At first, they carried their grain, feed and seed in wooden barrels, boxes and tins. Once New England fabrics became cheaper than imports and the sewing machine was invented, the family started using cloth sacks. In the 1880s, M.Hurd of Auburn, New York, patented a machine to make cloth flour sacks. Bag companies, such as the large Bemis Bros. of Minneapolis, Minnesota, sprang up. According to Anna Lue Cook, the most popular sacks were flour, sugar, feed, seeds, rice and fertilizer. The fabric companies hired designers for the “pretties” or “chicken linen” as it was called.
These fabric designers knew that families like the Wards found creative uses for the cloth bags once they emptied the contents – making pillow cases, boxer shorts, bloomers, curtains, aprons, dish towels, dresses, shirts and quilts from the cotton fabric.
Dad’s father and mother (the great, great granddaughter of the millers Will and Susannah Ward) gave my folks wonderful heirloom quilts made from floursacks. Mom’s grandmother gave her a beautiful red, white and blue quilt made from floursacks, when she was born. It had belonged to her mother before her.

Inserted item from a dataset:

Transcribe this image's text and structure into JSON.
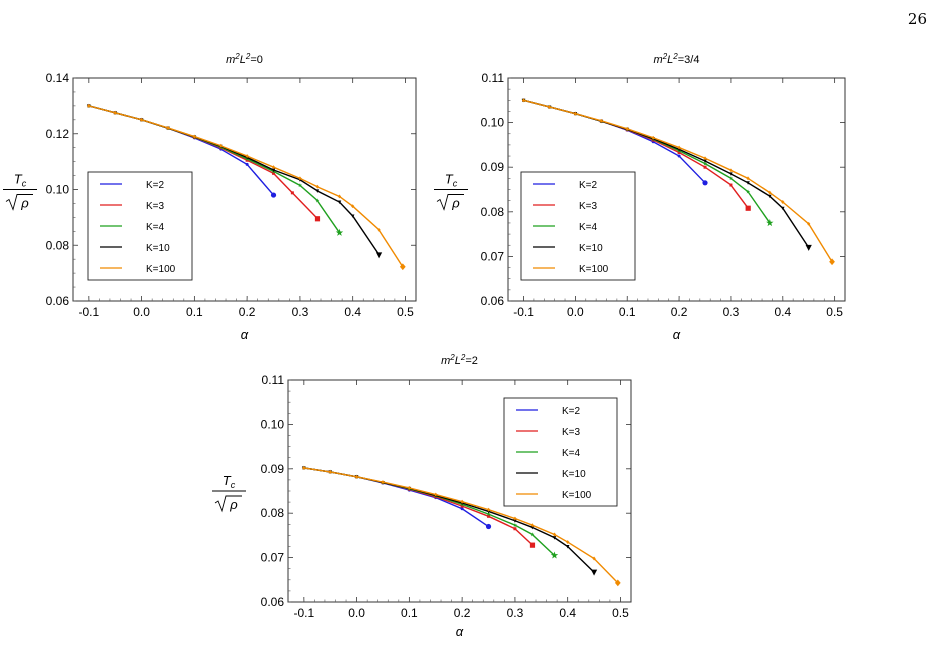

I gained a love of history from my brother, folks and grandparents. That, and the lure of the great American West, attracted me to spend seven summers working for the Scouts on an active cattle ranch near Cimarron, New Mexico. A few were spent living in the backcountry in log cabins without electricity and running water. Without many modern conveniences, we had to be resourceful. We followed the old New England adage...
EAT IT UP,
WEAR IT OUT,
MAKE IT DO,
DO WITHOUT.
That need to be resourceful and to find creative uses for what we had, has greatly influenced the CATTLE HEADQUARTERS line. Our offerings started off with feedsack pillow cases. Their simple graphics and lovely logos are a reminder of simpler times in the country. We hope you enjoy using them as much as we enjoy making them.